Abstract

Observations on infection of the roots of wilt-sensitive and wilt-tolerant hop cultivars by mild and virulent strains of Verticillium albo-atrum show that initial invasion of the host may be retarded by lignification of cell-walls and occlusion of penetrating hyphae by sheathing deposits in the epidermal and cortical cells to an extent which appears to be determined by virulence of the pathogen. Exclusion of the fungus from the pericycle and vascular tissues seems to depend upon deposition of suberin in the endodermal cell-walls, and this is associated with invasion of the cortex by the pathogen much more frequently in tolerant than in sensitive cultivars.
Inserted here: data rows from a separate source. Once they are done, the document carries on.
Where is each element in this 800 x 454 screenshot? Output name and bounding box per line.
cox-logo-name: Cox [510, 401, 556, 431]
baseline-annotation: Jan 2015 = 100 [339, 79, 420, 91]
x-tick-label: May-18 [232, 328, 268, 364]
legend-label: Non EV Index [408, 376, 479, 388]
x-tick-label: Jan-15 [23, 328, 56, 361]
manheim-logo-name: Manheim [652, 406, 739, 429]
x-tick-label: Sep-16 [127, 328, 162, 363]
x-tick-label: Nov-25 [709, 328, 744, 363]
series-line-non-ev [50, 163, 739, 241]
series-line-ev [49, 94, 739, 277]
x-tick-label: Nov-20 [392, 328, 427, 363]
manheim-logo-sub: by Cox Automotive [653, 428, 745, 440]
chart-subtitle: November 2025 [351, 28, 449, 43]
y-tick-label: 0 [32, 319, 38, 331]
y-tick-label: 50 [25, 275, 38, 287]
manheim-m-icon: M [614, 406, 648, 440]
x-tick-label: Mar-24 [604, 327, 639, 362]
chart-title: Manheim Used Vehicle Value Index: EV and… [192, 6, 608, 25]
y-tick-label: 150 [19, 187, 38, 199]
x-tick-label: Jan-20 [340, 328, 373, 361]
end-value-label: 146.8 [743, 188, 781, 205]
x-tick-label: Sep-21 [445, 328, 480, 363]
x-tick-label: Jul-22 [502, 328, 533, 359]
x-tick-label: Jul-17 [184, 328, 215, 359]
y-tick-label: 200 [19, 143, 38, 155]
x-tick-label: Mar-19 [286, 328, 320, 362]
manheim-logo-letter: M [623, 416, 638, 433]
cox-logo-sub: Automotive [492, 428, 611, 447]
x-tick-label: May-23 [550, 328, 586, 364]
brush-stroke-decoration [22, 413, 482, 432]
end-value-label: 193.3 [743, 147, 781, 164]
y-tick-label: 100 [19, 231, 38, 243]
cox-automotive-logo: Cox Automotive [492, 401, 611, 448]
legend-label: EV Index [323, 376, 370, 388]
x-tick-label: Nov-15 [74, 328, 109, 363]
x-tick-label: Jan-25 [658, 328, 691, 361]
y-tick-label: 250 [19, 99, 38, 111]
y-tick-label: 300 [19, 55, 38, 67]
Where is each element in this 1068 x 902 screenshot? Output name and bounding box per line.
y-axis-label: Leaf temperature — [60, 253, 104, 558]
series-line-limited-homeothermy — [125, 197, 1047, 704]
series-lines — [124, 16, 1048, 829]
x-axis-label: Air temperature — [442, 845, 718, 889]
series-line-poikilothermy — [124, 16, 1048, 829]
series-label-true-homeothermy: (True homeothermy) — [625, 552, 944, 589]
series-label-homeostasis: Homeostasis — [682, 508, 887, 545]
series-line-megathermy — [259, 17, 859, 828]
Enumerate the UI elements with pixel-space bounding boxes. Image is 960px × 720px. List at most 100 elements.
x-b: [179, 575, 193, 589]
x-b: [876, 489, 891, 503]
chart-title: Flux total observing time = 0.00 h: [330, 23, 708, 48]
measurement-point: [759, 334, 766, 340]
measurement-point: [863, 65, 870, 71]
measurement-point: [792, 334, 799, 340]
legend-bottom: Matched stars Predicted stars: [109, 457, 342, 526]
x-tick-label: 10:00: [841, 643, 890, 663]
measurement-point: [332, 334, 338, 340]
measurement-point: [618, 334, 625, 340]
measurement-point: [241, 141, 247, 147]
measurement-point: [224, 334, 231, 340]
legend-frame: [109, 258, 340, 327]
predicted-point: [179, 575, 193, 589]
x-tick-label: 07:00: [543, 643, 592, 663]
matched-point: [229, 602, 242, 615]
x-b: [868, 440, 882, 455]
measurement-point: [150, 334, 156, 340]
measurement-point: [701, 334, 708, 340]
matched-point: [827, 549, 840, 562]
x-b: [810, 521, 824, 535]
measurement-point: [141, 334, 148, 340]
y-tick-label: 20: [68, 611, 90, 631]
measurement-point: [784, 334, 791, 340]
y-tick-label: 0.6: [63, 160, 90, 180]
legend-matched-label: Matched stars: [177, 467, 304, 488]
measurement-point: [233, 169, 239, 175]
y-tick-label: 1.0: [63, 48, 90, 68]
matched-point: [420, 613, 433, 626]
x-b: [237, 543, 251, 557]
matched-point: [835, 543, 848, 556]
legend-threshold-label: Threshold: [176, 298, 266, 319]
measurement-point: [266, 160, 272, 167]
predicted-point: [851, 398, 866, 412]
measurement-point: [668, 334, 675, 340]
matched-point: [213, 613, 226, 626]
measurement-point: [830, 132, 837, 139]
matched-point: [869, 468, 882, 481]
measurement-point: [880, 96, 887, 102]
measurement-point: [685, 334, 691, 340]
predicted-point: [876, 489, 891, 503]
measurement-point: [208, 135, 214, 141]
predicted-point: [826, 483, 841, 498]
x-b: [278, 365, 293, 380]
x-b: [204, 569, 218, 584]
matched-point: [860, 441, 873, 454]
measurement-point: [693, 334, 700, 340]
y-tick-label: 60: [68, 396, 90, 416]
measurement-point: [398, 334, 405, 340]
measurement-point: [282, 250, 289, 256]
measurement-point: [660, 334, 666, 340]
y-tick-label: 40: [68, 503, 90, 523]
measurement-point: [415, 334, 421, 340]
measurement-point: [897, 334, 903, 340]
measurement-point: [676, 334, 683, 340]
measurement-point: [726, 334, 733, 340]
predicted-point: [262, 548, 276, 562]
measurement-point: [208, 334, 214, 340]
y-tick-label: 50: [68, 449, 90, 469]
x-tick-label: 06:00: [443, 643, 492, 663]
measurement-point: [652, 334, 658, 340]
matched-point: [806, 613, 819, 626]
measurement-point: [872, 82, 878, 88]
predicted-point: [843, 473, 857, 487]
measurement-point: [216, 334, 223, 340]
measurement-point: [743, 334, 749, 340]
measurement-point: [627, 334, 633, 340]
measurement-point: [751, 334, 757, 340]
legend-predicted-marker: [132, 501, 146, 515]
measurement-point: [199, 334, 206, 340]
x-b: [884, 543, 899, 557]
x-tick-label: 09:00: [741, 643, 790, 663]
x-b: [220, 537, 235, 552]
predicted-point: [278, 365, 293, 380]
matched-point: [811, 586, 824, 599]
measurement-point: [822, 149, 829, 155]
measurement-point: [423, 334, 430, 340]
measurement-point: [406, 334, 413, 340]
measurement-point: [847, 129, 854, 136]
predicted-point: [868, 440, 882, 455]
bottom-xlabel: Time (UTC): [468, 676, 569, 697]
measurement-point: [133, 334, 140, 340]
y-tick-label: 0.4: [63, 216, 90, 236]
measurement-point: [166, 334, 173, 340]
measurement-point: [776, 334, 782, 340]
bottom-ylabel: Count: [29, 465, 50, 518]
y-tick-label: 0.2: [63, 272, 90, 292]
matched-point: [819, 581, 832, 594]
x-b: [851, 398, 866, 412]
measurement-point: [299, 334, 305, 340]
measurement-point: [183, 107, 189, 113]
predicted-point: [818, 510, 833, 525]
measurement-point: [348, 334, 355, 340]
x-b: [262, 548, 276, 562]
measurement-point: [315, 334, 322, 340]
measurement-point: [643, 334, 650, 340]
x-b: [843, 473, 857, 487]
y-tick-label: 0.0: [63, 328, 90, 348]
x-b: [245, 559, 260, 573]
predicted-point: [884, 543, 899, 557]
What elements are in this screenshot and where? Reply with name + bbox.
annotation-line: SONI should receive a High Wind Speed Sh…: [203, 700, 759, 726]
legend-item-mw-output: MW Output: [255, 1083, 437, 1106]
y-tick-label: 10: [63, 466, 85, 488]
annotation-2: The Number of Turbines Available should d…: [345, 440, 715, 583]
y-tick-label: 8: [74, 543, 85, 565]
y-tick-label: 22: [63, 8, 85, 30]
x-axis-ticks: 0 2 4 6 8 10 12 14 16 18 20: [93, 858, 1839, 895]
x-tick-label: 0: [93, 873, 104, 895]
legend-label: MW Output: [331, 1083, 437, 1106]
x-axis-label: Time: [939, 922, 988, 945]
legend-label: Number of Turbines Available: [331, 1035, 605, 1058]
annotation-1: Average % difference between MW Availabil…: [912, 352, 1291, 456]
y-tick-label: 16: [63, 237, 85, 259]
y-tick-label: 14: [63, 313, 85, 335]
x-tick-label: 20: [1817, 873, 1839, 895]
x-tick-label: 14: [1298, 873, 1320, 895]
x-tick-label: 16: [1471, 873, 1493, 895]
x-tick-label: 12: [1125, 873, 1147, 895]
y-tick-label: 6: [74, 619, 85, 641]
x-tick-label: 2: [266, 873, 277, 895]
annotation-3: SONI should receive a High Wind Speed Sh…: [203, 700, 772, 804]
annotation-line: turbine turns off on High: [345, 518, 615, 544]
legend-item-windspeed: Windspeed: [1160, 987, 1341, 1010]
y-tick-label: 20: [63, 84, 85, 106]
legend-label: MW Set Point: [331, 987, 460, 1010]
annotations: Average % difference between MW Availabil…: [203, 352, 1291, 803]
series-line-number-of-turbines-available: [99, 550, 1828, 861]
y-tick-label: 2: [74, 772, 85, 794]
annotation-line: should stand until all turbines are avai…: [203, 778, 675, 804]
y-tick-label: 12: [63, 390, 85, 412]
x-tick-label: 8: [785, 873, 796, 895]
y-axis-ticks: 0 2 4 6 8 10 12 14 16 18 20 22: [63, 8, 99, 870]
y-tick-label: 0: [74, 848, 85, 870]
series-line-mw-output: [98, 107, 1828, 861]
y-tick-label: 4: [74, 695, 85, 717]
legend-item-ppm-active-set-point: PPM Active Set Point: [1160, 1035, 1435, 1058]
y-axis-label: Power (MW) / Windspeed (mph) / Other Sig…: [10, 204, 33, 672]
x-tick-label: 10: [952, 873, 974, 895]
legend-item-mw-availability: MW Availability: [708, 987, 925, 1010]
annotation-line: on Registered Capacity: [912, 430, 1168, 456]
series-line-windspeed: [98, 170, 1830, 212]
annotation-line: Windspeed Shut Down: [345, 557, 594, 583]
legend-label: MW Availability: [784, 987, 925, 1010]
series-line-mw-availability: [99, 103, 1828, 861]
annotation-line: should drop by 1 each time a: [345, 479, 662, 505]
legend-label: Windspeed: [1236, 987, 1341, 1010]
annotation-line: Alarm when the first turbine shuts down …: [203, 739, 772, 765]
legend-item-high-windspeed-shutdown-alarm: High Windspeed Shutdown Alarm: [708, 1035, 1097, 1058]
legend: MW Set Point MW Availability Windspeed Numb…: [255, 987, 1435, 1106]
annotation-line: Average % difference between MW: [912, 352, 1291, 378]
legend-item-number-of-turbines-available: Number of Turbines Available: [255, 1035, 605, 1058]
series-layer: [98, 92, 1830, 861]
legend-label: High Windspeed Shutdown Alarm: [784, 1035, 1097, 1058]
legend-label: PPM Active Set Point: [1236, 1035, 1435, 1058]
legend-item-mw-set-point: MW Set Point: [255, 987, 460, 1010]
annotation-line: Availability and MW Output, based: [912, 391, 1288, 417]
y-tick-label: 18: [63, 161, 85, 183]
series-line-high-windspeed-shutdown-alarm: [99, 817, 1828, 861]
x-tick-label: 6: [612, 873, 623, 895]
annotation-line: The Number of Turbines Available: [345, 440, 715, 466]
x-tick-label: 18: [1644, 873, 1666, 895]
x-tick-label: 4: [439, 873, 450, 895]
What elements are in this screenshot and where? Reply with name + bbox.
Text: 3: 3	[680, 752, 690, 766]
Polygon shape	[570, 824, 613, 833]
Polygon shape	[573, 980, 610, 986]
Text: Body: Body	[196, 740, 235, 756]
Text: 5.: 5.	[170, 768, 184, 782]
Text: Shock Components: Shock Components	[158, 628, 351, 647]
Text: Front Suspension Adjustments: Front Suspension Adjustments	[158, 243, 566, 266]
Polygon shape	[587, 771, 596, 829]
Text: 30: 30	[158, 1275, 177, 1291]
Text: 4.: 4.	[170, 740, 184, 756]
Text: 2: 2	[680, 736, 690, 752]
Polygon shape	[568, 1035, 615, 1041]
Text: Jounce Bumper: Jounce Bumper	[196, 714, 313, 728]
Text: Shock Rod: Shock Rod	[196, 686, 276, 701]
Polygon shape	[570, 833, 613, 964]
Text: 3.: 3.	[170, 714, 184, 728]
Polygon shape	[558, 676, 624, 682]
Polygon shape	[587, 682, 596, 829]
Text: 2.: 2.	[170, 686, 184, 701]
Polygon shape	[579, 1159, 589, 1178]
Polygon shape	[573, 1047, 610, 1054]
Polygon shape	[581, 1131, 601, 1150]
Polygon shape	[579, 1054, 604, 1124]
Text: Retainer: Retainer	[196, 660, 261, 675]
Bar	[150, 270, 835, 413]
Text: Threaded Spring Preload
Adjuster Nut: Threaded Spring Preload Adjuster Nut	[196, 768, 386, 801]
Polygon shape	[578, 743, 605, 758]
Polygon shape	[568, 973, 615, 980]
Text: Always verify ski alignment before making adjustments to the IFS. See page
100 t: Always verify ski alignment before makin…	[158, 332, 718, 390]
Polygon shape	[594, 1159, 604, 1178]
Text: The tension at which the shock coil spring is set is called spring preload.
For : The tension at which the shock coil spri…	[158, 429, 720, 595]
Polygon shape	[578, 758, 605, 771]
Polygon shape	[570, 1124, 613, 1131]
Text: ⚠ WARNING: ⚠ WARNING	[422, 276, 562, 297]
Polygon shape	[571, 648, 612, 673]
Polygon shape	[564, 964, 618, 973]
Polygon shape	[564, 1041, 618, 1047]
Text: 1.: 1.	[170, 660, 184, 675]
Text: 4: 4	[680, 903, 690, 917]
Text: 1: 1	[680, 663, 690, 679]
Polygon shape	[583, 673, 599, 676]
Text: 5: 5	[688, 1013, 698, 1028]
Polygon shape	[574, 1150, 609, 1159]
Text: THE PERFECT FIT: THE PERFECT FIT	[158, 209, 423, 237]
Though the intensity of vascular invasion appears to be regulated by these host-parasite interactions, further evidence will be required before the limits of the ‘determinative’ phase of disease development can be fully defined. The defensive reactions of the host are not peculiar to the hop but are of widespread occurrence in the plant kingdom; it is suggested that their expression is related to the presence of organisms which represent a transitional stage in the evolution of specialized obligate parasites and symbiotic fungi from the primitive and essentially saprophytic forms, a sequence which is associated with a progressive delay in host-tissue necrosis and which may reflect a progressive reduction of the secretory and synthetic potentialities of the organisms.